“TATAMI” come imparare dal judo il rispetto dell’avversario.
Diventato di drammatica attualità, ecco la pellicola di una iraniana e un israeliano che, in nome dell’arte e dello sport, cercano di superare i conflitti tra i loro paesi
di Marco Vanelli
Tiblisi, Georgia. Ai campionati mondiali femminili di judo partecipa Leila Hosseini, campionessa iraniana, accompagnata dalla squadra del suo paese e dalla severa allenatrice Maryam. A casa marito e figlio piccolo seguono l’evento sportivo dalla televisione, assieme agli amici che tifano per lei. Prima dell’incontro Leila si sofferma a salutare con confidenza l’atleta israeliana, sotto lo sguardo vigile di Maryam. Leila è intenzionata a ottenere la medaglia d’oro: lo dimostra la straordinaria determinazione nello smaltire, sudando per 30 min. su una cyclette, i grammi in eccesso rispetto ai 60 kg. previsti dal regolamento. Dopodiché comincia a lottare e vince la prima gara. Vince ancora. Vince troppo. Maryam a quel punto riceve una telefonata dal suo governo: basta, Leila deve ritirarsi con una scusa, non può rischiare di confrontarsi con la collega israeliana, esponente di un popolo nemico, di uno stato che l’Iran nemmeno riconosce, per di più con il rischio – Allah non voglia – di venire sconfitta.

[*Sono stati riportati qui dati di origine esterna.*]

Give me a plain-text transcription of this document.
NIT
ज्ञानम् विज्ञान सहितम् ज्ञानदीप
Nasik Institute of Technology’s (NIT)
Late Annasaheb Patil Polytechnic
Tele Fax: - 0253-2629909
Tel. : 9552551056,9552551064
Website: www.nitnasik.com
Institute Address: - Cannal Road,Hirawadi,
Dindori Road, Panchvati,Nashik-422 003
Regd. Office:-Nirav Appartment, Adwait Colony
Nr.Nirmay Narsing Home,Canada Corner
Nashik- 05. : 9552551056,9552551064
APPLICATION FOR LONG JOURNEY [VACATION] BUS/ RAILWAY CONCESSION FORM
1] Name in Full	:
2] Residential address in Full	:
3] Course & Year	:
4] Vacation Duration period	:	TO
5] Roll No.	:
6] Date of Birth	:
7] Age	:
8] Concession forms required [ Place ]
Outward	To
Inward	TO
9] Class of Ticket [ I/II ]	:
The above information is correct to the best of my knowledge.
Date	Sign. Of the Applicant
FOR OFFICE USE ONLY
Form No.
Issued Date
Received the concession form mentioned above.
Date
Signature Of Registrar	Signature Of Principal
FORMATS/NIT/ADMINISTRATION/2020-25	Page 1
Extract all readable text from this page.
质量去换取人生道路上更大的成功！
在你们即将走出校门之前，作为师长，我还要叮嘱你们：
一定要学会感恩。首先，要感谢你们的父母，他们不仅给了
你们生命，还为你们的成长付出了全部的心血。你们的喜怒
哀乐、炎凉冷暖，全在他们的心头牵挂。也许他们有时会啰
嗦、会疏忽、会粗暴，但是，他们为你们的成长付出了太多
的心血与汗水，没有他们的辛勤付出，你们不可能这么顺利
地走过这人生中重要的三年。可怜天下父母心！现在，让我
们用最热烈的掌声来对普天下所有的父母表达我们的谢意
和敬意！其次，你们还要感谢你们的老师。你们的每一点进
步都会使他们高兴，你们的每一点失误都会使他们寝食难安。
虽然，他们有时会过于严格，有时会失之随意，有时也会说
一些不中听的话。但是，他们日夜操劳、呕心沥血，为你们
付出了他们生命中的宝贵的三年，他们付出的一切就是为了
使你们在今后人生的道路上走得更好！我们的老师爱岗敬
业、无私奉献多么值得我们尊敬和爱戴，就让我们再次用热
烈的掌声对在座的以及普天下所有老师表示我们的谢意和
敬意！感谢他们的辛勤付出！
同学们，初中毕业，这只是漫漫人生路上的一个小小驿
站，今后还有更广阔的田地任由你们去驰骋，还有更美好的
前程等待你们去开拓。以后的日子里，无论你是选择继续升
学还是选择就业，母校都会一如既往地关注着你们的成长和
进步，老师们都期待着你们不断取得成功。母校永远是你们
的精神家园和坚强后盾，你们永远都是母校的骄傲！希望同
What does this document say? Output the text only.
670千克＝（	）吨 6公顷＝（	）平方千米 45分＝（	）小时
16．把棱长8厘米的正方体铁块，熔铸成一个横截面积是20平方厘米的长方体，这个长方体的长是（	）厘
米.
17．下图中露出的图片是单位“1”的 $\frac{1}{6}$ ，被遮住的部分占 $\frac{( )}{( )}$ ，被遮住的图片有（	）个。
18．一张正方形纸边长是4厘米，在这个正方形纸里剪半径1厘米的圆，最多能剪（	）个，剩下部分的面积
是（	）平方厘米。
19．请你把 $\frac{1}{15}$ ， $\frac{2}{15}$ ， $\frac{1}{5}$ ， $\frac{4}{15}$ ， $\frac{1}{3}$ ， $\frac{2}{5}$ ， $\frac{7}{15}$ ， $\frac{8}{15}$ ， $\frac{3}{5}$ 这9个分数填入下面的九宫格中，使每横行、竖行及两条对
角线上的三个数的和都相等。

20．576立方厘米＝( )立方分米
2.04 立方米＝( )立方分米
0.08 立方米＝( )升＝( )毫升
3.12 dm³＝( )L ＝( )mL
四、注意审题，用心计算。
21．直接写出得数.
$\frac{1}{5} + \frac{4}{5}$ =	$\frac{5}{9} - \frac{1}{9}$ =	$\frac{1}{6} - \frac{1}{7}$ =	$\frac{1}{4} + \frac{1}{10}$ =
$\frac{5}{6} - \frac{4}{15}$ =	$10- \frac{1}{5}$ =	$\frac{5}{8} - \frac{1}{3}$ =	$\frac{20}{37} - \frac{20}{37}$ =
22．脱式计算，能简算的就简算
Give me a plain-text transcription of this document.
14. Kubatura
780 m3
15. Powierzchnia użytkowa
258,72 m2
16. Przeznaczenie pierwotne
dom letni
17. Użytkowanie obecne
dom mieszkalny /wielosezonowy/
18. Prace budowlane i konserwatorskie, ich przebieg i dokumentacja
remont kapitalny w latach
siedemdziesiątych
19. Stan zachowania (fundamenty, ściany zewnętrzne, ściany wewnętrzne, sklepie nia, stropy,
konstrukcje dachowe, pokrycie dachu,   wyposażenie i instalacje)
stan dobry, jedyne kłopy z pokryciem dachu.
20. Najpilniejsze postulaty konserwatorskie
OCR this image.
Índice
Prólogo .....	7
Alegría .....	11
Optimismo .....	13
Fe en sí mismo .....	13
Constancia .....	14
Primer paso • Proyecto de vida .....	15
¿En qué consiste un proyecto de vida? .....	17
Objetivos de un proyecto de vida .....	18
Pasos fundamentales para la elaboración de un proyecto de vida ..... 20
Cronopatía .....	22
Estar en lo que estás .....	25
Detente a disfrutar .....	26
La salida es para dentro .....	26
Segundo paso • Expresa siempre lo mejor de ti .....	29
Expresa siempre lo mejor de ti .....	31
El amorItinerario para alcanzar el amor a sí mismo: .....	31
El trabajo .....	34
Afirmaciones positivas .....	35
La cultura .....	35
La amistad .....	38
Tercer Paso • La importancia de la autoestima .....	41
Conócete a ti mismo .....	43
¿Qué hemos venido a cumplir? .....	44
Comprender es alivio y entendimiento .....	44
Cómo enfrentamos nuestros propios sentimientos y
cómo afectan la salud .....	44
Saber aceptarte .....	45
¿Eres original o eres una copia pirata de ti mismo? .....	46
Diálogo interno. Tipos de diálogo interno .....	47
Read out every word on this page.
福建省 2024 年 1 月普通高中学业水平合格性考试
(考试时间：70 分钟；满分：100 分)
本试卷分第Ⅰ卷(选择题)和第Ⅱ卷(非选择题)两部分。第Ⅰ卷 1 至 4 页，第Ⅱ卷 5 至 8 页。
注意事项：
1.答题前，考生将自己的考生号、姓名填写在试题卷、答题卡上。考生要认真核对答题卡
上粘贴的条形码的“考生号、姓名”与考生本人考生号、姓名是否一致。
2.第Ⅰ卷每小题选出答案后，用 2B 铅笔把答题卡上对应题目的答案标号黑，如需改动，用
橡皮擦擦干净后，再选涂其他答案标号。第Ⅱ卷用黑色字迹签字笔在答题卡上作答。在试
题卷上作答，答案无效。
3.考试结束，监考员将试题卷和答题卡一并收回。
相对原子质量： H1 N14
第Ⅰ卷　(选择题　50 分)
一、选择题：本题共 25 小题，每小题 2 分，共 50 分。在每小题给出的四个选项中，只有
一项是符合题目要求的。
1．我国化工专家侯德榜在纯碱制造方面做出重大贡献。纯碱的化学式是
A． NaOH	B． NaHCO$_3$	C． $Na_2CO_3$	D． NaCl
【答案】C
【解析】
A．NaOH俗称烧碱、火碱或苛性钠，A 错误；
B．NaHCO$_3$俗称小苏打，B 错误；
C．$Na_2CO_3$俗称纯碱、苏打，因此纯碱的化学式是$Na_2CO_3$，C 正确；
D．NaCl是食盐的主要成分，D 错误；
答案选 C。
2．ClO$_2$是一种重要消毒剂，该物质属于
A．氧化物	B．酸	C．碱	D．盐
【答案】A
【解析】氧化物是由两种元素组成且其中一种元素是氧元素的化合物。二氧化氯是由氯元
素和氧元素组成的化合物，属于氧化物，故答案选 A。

Ecco che da quel momento si tratta di fare delle scelte – sportive, etiche, personali – che avranno ripercussioni non solo su Leila. Si tratta di dar retta al ricatto affettivo, alla prudenza, al buon senso oppure al riscatto, all’affermazione del proprio sogno, all’emancipazione dalla dittatura politica, maschile, teocratica.
Il tatami del titolo è il tappeto dove si svolgono gli incontri di judo, zona franca in cui lo scontro è puramente sportivo, dove regna il fair play, il rispetto dell’avversaria pur nell’esercizio della forza fisica tesa alla vittoria. E il film è un bell’esempio di dramma sportivo con evidenti richiami alla situazione internazionale, alla condizione delle donne in Iran, alla solidarietà femminile contro ogni sopraffazione. Tanto più che Tatami è diretto a quattro mani dall’iraniana Zar Amir (attrice già premiata a Cannes nel 2022 per Holy Spider, qui nella parte di Maryam) e dall’israeliano Guy Nattiv (premio Oscar nel 2019 per il corto Skin), a dimostrazione di una volontà di superare le barriere in nome dell’arte e di ideali umanitari comuni. Così i due autori: «Possa questa collaborazione cinematografica e artistica essere un tributo a quegli artisti e a quegli atleti e a tutte le persone che si battono per guardare al di là della frenesia dell’odio accecante e della reciproca distruzione e che, nonostante tutti gli ostacoli, costruiscono insieme un futuro».
Il film, al netto di qualche semplificazione narrativa, si segnala per la felicità delle scelte espressive, con un bianco e nero contrastato come il conflitto che vivono Leila e Maryam; un montaggio serrato che ci dà il pathos della cronaca dei combattimenti alternata a brevi flash back che restituiscono un tessuto umano di affetti e relazioni; dei punti di osservazione inusuali e un sonoro selettivo tra voci, rumori, respiri e pulsazioni. E un’improvvisa apertura di sguardo nell’epilogo, con il cambio di formato rispetto al 4/3 con cui siamo stati addosso alle protagoniste per tutto il racconto. Un racconto che prende strade inaspettate, come fa la macchina da presa nelle due inquadrature gemelle che aprono e chiudono il film: prima il mondo esterno visto dal finestrino di un pullman (stilema tipico di tanto cinema iraniano: il finestrino è già uno schermo sulla realtà), poi la carrellata che sembra procedere verso una ragazza intenta ad ascoltare musica nelle cuffie, salvo poi sterzare verso qualcun’altra, con la sua storia, il suo sguardo sul futuro, i suoi legami con il passato, bello o brutto che sia.
TATAMI. UNA DONNA IN LOTTA PER LA LIBERTÀ
Regia: Zar Amir e Guy Nattiv; sceneggiatura: G. Nattiv e Elham Erfani; fotografia (b/n): Todd Martin; scenografia: Sofia Kharebashvili; musica: Dascha Dauenhauer; sonoro: Ronen Nagel; interpreti: Arienne Mandi, Zar Amir, Jaime Ray Newman, Mehdi Bajestani; produzione: Keshet Studios; origine: Georgia-Usa, 2023; formato: 1:1,37 e 1:1,85; durata: 102 min.